What People Around the World Mean When They Say They’re Happy

Even though she is still healthy and lively, Mrs. Xie has already prepared the clothes she will be buried in.

An 86-year-old Chinese woman who lives in Dongshan, a city on China’s southeastern coast, Xie has an active life, cooking for friends at the local Buddhist temple and joining in the chants there. Yet she has already bought the pants, shirt, shoes, earrings and purse she will wear after she dies, as well as an embroidered yellow pillow for her head. She had a portrait taken that will be displayed at her funeral. And she wrapped the items neatly in a cardboard box to await her death.

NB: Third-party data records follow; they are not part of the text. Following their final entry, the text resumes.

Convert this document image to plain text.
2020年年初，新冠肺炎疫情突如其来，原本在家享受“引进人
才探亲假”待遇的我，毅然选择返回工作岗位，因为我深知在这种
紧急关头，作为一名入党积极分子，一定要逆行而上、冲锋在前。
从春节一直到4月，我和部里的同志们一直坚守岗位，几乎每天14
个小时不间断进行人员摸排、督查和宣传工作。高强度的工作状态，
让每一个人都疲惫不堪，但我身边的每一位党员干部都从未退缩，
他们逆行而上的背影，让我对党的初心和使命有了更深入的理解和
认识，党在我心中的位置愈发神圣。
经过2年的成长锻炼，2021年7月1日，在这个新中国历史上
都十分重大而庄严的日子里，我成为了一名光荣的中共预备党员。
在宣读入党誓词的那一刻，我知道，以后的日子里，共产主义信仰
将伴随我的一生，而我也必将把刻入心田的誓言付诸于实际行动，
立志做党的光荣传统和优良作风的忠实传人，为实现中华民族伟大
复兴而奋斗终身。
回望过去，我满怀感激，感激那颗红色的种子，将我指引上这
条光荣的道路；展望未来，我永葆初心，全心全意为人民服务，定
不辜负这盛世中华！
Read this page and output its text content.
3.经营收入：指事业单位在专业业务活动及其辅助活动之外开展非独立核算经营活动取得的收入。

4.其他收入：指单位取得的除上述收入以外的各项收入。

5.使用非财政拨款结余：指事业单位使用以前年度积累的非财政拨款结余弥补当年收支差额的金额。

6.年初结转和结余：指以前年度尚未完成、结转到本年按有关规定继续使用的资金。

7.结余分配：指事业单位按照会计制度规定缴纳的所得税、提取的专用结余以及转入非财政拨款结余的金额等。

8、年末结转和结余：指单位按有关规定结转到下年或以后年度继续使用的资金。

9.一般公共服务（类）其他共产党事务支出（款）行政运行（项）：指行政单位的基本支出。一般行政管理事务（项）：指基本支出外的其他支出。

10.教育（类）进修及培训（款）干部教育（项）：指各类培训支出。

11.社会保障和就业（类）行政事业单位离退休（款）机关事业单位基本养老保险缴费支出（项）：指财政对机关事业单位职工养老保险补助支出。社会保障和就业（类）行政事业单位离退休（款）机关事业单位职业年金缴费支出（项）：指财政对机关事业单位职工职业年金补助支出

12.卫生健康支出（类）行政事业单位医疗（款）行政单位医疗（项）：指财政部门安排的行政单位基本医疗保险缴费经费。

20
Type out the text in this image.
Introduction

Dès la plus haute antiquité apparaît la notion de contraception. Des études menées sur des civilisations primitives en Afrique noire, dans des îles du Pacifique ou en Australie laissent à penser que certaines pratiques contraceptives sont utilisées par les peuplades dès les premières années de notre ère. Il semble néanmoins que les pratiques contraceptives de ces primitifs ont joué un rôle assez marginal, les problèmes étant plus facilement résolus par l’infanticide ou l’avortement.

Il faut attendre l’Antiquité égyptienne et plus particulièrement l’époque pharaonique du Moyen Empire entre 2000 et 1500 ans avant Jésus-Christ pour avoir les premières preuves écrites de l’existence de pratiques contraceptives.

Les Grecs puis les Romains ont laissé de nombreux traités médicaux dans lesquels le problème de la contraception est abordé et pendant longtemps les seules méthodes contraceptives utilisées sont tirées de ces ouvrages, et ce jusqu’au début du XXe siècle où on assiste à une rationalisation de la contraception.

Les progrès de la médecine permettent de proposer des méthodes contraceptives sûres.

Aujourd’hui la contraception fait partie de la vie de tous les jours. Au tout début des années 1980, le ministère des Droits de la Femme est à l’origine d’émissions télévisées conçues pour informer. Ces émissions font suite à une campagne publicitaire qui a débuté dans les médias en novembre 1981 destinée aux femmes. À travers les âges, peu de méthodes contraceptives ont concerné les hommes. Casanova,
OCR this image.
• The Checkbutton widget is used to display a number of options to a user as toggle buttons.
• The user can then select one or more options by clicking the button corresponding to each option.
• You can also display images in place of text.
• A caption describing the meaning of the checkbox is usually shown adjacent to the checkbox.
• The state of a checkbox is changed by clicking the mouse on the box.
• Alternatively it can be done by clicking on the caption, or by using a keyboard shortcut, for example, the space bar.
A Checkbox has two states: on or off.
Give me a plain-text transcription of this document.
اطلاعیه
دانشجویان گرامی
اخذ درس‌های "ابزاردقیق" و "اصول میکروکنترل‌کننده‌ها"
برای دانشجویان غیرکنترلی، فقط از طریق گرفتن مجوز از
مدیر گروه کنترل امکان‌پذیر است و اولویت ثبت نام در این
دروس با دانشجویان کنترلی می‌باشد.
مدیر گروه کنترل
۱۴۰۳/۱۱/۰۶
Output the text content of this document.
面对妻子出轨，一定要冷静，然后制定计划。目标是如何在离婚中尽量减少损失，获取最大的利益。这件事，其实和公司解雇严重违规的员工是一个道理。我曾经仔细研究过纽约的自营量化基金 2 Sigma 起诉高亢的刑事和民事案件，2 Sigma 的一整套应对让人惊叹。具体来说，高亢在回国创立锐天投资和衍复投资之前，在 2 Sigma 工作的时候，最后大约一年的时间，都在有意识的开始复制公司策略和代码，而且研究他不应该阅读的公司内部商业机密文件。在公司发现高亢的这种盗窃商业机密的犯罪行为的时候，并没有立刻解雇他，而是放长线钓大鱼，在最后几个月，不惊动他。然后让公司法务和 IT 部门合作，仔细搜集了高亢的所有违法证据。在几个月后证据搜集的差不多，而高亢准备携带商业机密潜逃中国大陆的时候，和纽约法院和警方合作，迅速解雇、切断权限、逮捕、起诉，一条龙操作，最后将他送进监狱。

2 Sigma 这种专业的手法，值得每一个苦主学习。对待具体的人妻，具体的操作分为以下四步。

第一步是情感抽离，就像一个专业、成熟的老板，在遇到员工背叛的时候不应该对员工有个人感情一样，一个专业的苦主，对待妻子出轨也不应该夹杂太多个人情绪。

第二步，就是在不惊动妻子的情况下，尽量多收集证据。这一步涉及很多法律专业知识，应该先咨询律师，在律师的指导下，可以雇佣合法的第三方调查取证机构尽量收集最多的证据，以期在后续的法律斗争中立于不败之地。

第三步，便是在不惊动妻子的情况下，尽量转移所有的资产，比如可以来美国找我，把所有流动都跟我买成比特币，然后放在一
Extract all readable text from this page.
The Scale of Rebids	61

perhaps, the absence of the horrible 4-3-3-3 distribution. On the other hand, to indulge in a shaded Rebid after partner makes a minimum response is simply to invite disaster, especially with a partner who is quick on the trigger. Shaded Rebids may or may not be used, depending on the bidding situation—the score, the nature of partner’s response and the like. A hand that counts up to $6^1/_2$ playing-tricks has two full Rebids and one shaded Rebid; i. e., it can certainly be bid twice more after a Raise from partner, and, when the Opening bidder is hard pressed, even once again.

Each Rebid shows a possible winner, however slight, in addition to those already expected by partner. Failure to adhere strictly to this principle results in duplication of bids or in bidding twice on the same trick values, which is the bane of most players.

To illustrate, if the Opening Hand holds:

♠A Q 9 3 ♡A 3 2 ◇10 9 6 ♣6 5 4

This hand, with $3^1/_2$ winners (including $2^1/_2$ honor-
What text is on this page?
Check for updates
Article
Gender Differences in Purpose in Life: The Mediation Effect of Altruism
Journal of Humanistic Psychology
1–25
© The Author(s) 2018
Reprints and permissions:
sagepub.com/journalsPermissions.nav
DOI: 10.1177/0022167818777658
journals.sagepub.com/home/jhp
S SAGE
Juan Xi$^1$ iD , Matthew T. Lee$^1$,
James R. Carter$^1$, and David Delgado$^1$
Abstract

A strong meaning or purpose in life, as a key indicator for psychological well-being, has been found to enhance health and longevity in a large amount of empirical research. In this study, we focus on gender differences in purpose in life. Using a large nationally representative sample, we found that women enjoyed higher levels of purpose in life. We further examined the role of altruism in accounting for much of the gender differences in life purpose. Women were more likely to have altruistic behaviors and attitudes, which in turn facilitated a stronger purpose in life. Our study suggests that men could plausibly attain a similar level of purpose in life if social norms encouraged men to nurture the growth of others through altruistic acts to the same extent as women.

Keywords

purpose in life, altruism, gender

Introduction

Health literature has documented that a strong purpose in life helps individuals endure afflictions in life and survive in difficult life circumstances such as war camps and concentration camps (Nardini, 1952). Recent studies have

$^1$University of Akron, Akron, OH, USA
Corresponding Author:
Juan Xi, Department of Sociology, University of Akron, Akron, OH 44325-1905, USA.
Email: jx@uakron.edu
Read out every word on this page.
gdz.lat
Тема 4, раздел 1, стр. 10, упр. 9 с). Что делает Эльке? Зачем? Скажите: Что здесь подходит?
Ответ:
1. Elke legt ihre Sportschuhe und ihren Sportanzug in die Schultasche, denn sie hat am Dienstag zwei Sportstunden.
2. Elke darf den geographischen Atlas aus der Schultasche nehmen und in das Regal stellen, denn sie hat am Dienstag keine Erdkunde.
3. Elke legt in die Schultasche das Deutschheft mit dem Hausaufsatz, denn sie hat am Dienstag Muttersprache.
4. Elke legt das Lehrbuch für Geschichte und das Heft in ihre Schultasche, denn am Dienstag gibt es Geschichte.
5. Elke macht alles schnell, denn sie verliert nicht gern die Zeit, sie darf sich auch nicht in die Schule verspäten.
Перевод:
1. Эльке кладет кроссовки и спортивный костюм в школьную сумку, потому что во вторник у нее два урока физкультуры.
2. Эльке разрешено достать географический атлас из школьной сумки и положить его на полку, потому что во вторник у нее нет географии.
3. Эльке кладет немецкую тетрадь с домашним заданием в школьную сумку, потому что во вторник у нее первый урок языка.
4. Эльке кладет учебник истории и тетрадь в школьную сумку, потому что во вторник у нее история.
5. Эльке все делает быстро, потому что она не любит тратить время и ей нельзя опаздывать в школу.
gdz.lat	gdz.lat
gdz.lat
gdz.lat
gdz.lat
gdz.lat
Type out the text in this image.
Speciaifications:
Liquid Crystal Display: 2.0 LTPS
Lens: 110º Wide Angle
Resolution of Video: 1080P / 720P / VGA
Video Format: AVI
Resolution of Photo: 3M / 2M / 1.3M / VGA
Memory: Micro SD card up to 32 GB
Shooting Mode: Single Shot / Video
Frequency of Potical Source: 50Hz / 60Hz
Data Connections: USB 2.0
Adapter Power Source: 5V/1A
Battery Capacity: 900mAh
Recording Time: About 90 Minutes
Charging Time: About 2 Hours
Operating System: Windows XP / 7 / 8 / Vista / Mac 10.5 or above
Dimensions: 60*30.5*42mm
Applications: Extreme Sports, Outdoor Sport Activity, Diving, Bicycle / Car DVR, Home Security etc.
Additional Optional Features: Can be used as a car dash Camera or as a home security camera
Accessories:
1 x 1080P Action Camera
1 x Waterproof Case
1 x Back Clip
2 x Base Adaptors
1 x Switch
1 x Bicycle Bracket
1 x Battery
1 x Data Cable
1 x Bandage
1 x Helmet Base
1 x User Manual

For many people in the West, picking out an outfit for your own funeral might seem sad or macabre. But Xie and her friends see it as a cause for reassurance, even celebration.

The video below, in which Xie shows off her burial clothes to her friends and a visiting researcher, Becky Hsu, an assistant professor of sociology at Georgetown, makes the scene feel almost like a party. Xie’s friends laugh as she shows off her outfit, congratulate her on getting a deal on her shoes, and scold her for paying too much for fancy earrings.

“It’s a happy thing,” another Chinese woman told Hsu about preparing burial clothes. “Everybody does it. I’ve had mine for more than 10 years!”